Stone had given money to the man on numerous occasions and knew that he lived over a steam grate by the Treasury Department. He’d tried to help the man over the years, but his mind was simply too far gone. If any government agency had stepped in to help, Stone was unaware of it.
“My God, that man, that poor man. My heart, it bursts for his suffering,” Adelphia said. She raced over to him, pulled out some dollars from her pocket and placed them in his pouch. He babbled something at her and then staggered off to another group nearby, who also immediately opened their pocketbooks and wallets to him.
As Adelphia was returning to her spot next to Stone, a large man stepped in front of her, blocking the way.
He said gruffly, “I don’t look as shitty as that guy, but I’m hungry and I need a drink bad.” His hair was ratty and in his face, but he wasn’t dressed that shabbily. However, the stench coming off his body in waves was overpowering.
“It is no more I have,” Adelphia answered in a frightened tone.
“You’re lying!” He grabbed her arm and yanked Adelphia toward him. “Give me some damn money!”
Before Adelphia could even cry out, Stone was beside her.
“Let her go now!” Stone demanded.
The man was a good twenty-five years younger than Stone and far bigger. “Get out of here, old man. This doesn’t concern you.”
“This woman is my friend.”
“I said get out of here!” He followed this with a vicious swing that caught Stone flush on the chin. He dropped to the ground, clutching his face.
“Oliver!” Adelphia screamed.
Other people in the park were yelling at the man now, and someone was running off, calling out for a policeman.

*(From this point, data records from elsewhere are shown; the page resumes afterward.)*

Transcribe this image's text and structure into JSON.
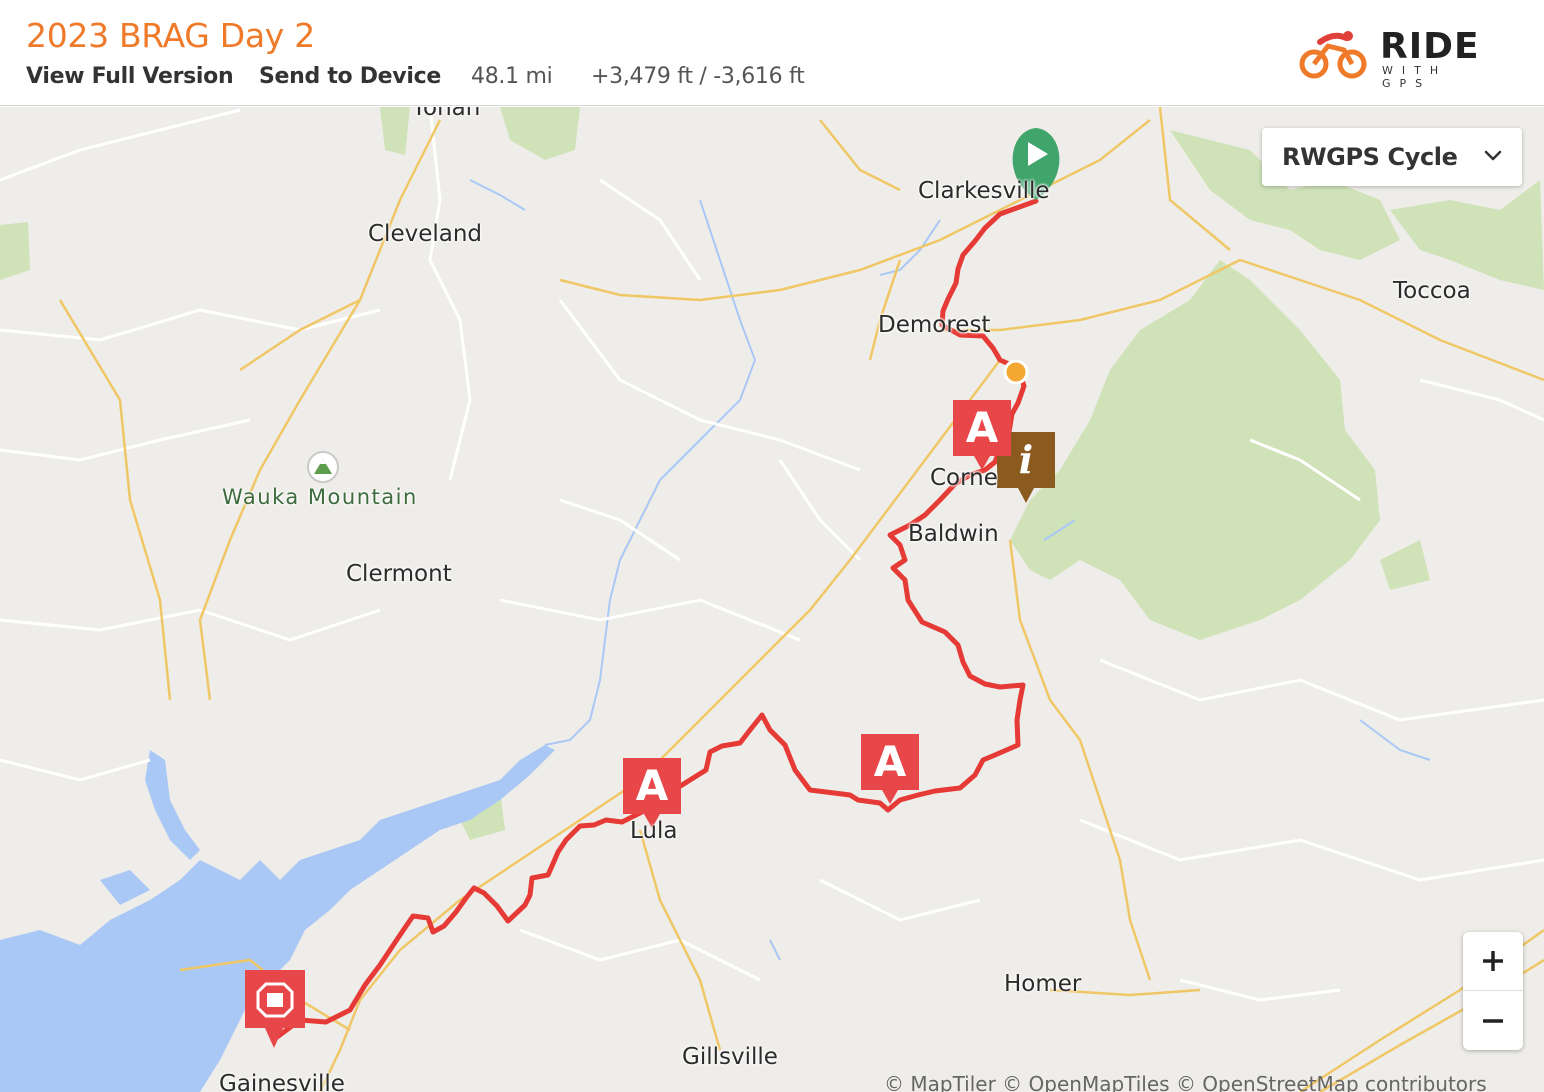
{
  "header": {
    "title": "2023 BRAG Day 2",
    "view_full": "View Full Version",
    "send_device": "Send to Device",
    "distance": "48.1 mi",
    "elevation": "+3,479 ft / -3,616 ft",
    "logo_main": "RIDE",
    "logo_sub": "WITH GPS"
  },
  "map": {
    "style_selector": "RWGPS Cycle",
    "places": [
      "Yonah",
      "Cleveland",
      "Clarkesville",
      "Demorest",
      "Toccoa",
      "Cornelia",
      "Baldwin",
      "Clermont",
      "Lula",
      "Homer",
      "Gillsville",
      "Gainesville"
    ],
    "poi": "Wauka Mountain",
    "marker_letter": "A",
    "info_glyph": "i",
    "attribution": "© MapTiler © OpenMapTiles © OpenStreetMap contributors"
  },
  "colors": {
    "brand_orange": "#ef7a2a",
    "route_red": "#e53a35",
    "marker_red": "#e8474a",
    "start_green": "#3fa56b",
    "water_blue": "#a9c8f5",
    "park_green": "#cfe2b8"
  }
}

As Stone struggled to get to his feet, the man pulled a switchblade out of his pocket and pointed it at Adelphia. “Give me the money or I’ll cut you bad, bitch.”
Stone made a sudden lunge. The man let go of Adelphia and staggered back, dropping his knife. He fell to his knees, every muscle in his body trembling, and then he collapsed onto his back on the grass, writhing in agony.
Stone picked up the switchblade and then palmed the weapon in a very unusual way. He reached over and ripped open his assailant’s collar, exposing the man’s thick neck and throbbing arteries. For an instant it seemed that Stone was going to slice that neck open from ear to ear as the knifepoint edged very near a pulsing vein. There was a look in Oliver Stone’s eyes that virtually no one who had known him over the last thirty-odd years had ever seen. Yet Stone abruptly stopped and gazed up at Adelphia, who stood there staring at him, her chest heaving. At that moment it was not clear which man she feared more.
“Oliver?” she said quietly. “Oliver?”
Stone dropped the knife on the ground, rose and wiped off his pants.
“My God, you are bleeding,” Adelphia cried out. “Bleeding!”
“I’m fine,” he said shakily as he dabbed at his bloody mouth with his sleeve. That was a lie. The blow had hurt him very much. His head was bursting, and he felt sick to his stomach. He picked at something in his mouth and yanked out a tooth the man’s punch had loosened.